Building California’s Forest Resilience Workforce

A Critical Gap in Increasing the Pace and Scale of Wildfire Prevention

Wildfires in California, and across the western U.S., are increasing in frequency and severity, threatening both ecosystems and communities. Restoration—a combination of ecological thinning and prescribed fire—is one of the best tools to build forest resilience and prevent catastrophic wildfires, by reducing the buildup of fuels resulting from a legacy of logging and fire suppression.

To date, workforce development for forest restoration has centered on training to increase the pipeline of new entrants. While training is an essential piece of the solution, it is not the only piece. A number of other barriers—specifically related to wages, housing, mental health and licensing requirements—must be addressed if we are to build a robust forest restoration workforce.
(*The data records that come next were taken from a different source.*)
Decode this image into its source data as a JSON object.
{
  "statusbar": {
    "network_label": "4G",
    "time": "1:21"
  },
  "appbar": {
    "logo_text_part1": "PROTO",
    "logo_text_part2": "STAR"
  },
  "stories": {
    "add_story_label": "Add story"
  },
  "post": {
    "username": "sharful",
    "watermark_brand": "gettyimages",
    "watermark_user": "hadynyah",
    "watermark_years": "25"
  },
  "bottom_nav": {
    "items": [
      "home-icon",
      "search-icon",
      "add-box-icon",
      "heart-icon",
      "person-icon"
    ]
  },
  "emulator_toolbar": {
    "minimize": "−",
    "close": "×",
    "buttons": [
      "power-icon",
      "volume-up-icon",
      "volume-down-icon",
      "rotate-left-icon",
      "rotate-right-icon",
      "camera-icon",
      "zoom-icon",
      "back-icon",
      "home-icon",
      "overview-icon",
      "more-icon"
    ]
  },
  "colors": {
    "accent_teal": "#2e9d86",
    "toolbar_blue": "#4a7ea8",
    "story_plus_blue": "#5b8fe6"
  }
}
A recent report by the U.S. General Accounting Office, released during the preparation of this policy brief, identified similar barriers to recruiting and retaining wildland firefighters, a significant segment of the forest restoration workforce.

This policy brief first estimates the size of the current public sector workforce gap if CAL FIRE and USFS are to deploy public funds recently allocated to scale up forest restoration and wildfire prevention. The brief then lays out key barriers beyond training and opportunities to clear them, with a focus on state and federal policy. Although the focus is on California’s public sector, because of the availability of data on the size of the current workforce, many of the barriers and potential solutions outlined are relevant to private operators, contracted out by agencies to conduct ecological thinning, prescribed burning and more lucrative wildfire suppression. Tribes also represent an important part of California’s restoration workforce, conducting cultural burning, at times using private operators, but barriers to cultural burning beyond workforce development are beyond the scope of this brief.